I’m more inclined to guess that that’s attributable to Musk’s leadership traits. Something along the lines of, “move fast and blow shit up. It’s not really our money, so who cares?”

Anonymous Coward says:

Re: Re:

Indeed, Chinese investment isn’t the same as tofu dregs Chinese construction. i just thought it was an amusing “connection”.

Anonymous Coward says:

Don’t worry about it. Elon is clearly planning on scamming the Chinese out of their money, so that means it’s not really a national security worry.

Anonymous Coward says:

“If the investors got access to nonpublic information about the company — say, details on its contracts or supply chain — it could be useful to Chinese intelligence […]”

I think “useful” is a serious understatement. From an intelligence standpoint, this is money well spent: it’s cheaper than espionage and it’s (apparently) legal — or if not actually legal, effectively legal because this administration will do nothing about it.

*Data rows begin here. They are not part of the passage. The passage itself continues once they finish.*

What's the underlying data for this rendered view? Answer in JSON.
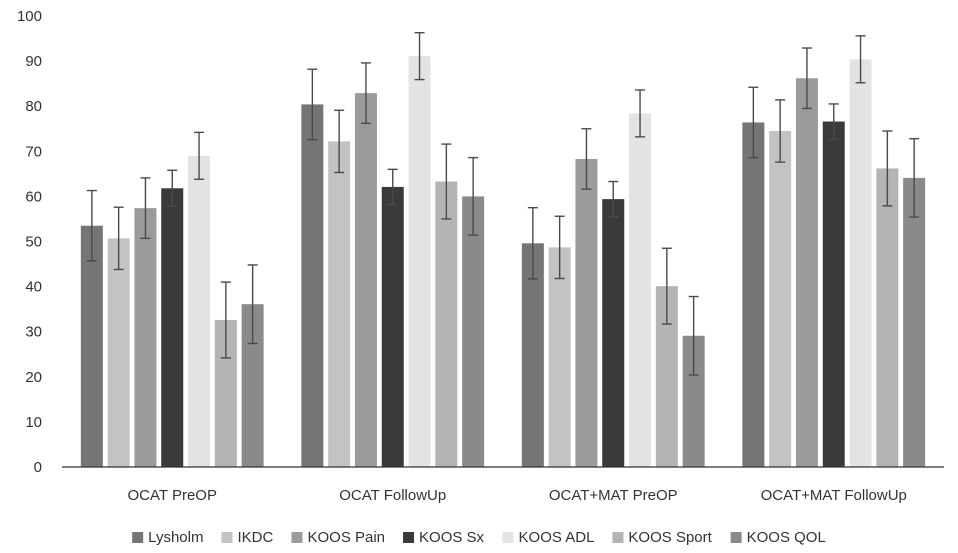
{
  "chart_data": {
    "type": "bar",
    "categories": [
      "OCAT PreOP",
      "OCAT FollowUp",
      "OCAT+MAT PreOP",
      "OCAT+MAT FollowUp"
    ],
    "series": [
      {
        "name": "Lysholm",
        "color": "#757575",
        "values": [
          53.5,
          80.4,
          49.6,
          76.4
        ],
        "errors": [
          7.8,
          7.8,
          7.9,
          7.8
        ]
      },
      {
        "name": "IKDC",
        "color": "#c3c3c3",
        "values": [
          50.7,
          72.2,
          48.7,
          74.5
        ],
        "errors": [
          6.9,
          6.9,
          6.9,
          6.9
        ]
      },
      {
        "name": "KOOS Pain",
        "color": "#9b9b9b",
        "values": [
          57.4,
          82.9,
          68.3,
          86.2
        ],
        "errors": [
          6.7,
          6.7,
          6.7,
          6.7
        ]
      },
      {
        "name": "KOOS Sx",
        "color": "#3a3a3a",
        "values": [
          61.8,
          62.1,
          59.4,
          76.6
        ],
        "errors": [
          4.0,
          3.9,
          3.9,
          3.9
        ]
      },
      {
        "name": "KOOS ADL",
        "color": "#e3e3e3",
        "values": [
          69.0,
          91.1,
          78.4,
          90.4
        ],
        "errors": [
          5.2,
          5.2,
          5.2,
          5.2
        ]
      },
      {
        "name": "KOOS Sport",
        "color": "#b4b4b4",
        "values": [
          32.6,
          63.3,
          40.1,
          66.2
        ],
        "errors": [
          8.4,
          8.3,
          8.4,
          8.3
        ]
      },
      {
        "name": "KOOS QOL",
        "color": "#8a8a8a",
        "values": [
          36.1,
          60.0,
          29.1,
          64.1
        ],
        "errors": [
          8.7,
          8.6,
          8.7,
          8.7
        ]
      }
    ],
    "ylim": [
      0,
      100
    ],
    "yticks": [
      0,
      10,
      20,
      30,
      40,
      50,
      60,
      70,
      80,
      90,
      100
    ],
    "grid": false,
    "legend_position": "bottom",
    "title": "",
    "xlabel": "",
    "ylabel": ""
  }
}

For example: supply chain intelligence tells an adversary where to strike to disrupt production. In a field like this, there are often single-sourced components with long lead times — the perfect targets.

Anonymous Coward says:

SpaceX did disrupt an industry that badly needed disrupting. ULA (the United Launch Alliance) was one of those monopolies (and monopsonies) that should never have been allowed in what’s supposed to be competitive market.

ULA was the only provider, and their only customer was the US DOD (Department of Defense War). With a single customer with an effectively unlimited budget they could (and did) charge whatever they wanted to.

Yeah, NASA and commercial satellite providers could use Roskosmos or Arianespace, but for classified payloads? Ha ha…

So points for that, SpaceX.

Anonymous Coward says:

Re: Re:

Any time the government spends our tax money at a private business, there should be a competitive market. Otherwise it’s an invitation to price gouge.